While walking around I decided I might as well pick up a cheap drink from a convenient store. While I was walking down the Dotonbori with a Strong Zero in my hand a Japanese man thought it was funny and tried to spark up a conversation with me using (pretty much) only the word "strong". "Ahh! Strong, very strong!" Acting out drunk stumbling and chugging drinks took place. He asked if I knew any Japanese. Thankfully I had my drink in hand and was able to point to the word "zero" written across my can. He was disappointed in our lack of communication, and so was I. My biggest pet peeve is not being able to communicate with a person. If I were a superhero, I would want the power of ALL languages. BAM.
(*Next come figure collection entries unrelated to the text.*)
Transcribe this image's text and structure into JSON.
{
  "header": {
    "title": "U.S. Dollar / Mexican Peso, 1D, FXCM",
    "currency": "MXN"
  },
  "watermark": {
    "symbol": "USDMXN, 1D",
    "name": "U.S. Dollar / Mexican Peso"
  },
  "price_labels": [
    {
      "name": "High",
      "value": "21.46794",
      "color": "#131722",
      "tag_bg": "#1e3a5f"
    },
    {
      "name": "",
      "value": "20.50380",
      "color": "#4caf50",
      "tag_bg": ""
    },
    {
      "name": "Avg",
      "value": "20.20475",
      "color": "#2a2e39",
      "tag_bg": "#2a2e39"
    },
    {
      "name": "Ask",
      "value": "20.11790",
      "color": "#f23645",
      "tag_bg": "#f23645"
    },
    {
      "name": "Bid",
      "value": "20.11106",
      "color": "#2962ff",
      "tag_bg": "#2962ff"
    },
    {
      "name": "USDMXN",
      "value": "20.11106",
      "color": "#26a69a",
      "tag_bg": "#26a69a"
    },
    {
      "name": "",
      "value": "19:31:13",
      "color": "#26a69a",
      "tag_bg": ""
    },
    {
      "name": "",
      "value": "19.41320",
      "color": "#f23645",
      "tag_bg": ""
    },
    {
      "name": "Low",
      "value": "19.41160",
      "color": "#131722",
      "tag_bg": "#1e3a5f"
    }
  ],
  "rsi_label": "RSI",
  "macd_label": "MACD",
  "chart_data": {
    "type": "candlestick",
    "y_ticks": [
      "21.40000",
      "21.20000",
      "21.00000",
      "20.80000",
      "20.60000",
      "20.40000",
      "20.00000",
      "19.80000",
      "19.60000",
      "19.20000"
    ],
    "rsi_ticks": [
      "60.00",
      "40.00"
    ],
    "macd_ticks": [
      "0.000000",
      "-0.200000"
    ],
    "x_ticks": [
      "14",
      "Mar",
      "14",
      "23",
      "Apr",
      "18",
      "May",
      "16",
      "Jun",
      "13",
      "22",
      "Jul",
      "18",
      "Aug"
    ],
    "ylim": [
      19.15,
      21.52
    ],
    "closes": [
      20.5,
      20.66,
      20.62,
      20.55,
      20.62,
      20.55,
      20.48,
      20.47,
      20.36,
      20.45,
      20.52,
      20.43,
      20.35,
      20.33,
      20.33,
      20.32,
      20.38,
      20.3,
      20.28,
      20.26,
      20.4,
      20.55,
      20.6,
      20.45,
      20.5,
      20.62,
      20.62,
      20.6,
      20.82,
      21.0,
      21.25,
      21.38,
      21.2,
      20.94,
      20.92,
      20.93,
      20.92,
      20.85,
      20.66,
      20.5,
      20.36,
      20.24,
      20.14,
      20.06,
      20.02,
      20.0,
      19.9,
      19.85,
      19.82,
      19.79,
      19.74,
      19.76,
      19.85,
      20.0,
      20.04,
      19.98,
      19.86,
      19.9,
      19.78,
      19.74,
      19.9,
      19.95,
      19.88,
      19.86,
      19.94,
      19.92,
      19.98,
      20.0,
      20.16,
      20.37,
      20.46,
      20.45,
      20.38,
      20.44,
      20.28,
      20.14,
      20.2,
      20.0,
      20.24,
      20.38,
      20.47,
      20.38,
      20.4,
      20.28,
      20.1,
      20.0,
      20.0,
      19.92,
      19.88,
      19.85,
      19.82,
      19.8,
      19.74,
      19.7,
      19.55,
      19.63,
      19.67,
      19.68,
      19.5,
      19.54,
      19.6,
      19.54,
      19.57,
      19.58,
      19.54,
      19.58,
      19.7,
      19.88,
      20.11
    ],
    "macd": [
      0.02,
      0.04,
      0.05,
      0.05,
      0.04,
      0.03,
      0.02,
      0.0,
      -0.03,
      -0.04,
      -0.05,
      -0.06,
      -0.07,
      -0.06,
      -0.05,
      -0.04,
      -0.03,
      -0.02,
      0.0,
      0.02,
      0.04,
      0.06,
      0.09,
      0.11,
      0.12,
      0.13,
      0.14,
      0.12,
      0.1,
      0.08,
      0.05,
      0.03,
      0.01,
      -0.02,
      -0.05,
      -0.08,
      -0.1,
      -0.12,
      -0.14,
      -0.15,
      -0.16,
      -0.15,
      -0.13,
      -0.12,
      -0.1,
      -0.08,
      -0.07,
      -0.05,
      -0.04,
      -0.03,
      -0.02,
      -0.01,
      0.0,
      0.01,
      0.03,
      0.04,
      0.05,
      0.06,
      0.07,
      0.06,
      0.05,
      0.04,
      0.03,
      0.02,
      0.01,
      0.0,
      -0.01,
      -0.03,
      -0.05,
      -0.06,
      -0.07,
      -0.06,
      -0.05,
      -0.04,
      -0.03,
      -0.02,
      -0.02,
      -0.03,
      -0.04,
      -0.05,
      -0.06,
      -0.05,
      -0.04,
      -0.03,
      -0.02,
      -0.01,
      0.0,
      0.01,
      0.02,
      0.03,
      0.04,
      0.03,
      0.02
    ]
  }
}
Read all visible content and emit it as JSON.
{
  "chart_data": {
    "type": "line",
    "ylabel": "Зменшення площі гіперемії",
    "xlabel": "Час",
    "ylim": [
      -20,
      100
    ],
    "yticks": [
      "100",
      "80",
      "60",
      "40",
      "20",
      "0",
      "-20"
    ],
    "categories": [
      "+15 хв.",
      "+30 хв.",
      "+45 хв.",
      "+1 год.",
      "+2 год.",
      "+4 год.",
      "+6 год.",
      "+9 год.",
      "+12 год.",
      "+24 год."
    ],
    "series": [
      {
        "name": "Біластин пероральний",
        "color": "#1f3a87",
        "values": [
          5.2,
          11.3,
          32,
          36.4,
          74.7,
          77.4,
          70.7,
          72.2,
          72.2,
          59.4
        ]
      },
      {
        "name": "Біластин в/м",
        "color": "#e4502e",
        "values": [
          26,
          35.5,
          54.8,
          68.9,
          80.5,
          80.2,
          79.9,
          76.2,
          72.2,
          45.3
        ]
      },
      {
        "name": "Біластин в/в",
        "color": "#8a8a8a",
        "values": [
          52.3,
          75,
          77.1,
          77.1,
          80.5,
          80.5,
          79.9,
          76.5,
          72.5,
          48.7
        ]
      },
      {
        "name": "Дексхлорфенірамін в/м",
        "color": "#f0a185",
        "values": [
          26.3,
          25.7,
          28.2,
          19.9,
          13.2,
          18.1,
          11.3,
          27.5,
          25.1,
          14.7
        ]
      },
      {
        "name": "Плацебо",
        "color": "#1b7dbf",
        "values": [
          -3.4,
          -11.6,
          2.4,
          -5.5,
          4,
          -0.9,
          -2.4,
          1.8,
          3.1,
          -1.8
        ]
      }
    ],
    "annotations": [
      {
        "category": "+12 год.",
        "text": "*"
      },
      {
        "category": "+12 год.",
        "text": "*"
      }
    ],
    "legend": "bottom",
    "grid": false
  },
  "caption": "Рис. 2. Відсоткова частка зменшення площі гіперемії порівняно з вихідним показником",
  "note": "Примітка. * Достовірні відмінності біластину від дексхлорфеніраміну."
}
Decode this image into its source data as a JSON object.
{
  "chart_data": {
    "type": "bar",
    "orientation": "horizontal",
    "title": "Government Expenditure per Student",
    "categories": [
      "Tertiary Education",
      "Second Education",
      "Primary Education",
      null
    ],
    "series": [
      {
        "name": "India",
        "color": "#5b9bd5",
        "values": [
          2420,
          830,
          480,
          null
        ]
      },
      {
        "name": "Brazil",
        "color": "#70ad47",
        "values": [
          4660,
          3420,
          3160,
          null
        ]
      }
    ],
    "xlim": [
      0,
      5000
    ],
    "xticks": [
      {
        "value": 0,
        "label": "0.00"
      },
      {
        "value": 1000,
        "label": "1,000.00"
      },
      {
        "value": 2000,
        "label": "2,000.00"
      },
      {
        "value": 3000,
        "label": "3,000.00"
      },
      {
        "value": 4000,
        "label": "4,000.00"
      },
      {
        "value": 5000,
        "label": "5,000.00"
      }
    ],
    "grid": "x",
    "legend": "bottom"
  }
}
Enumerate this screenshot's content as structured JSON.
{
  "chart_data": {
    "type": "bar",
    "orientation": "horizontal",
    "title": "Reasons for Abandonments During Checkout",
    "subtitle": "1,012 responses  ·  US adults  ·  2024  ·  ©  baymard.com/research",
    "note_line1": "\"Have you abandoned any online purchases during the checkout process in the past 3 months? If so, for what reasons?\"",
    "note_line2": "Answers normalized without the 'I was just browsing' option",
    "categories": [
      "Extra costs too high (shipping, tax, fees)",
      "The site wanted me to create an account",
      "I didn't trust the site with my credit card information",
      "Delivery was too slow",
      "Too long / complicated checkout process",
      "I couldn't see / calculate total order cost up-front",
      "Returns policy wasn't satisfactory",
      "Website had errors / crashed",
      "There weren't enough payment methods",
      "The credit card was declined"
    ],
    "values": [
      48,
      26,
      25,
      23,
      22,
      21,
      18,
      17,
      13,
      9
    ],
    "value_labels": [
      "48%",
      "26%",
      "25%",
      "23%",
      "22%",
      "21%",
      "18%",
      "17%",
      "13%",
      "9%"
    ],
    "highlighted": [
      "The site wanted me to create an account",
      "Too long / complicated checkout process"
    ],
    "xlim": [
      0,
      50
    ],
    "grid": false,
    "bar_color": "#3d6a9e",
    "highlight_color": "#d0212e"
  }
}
After a few more hours of exploring I worked up another hunger somehow so I decided to have a second dinner. SECOND DINNER was the best choice I have ever made. I went to Kinryu again, just a different location on the same street. While waiting for my noodles I retrieved a beer out of a vending machine and a little old man started up conversation with me. This one had indoor tatami seating so after I topped my ramen with massive amounts of kimchi I sat down to eat. The man, Eiichiro, asked if he could have dinner with me. I was thrilled.

He was so excited to practice his English, and I was happy to have someone to share my meal with. I confessed my love for food and that I missed Kimchi. We talked about communicating and how he learned English, places we have traveled and things we have done. He kindly walked with me to the subway and helped me find the right train. I would have figured it out, but it probably would have taken more time considering I was definitely feeling the mere two drinks I had consumed. He shared candy with me on the train and reminded me when it was my stop. Even though our paths only crossed for a very short time, I was so lucky to have met him.

And then, once again, I made a convenient store stop before heading back into my hotel. I grabbed a drink and some dessert and went back to my private hostel room at Toyo and vegged out while organizing and packing.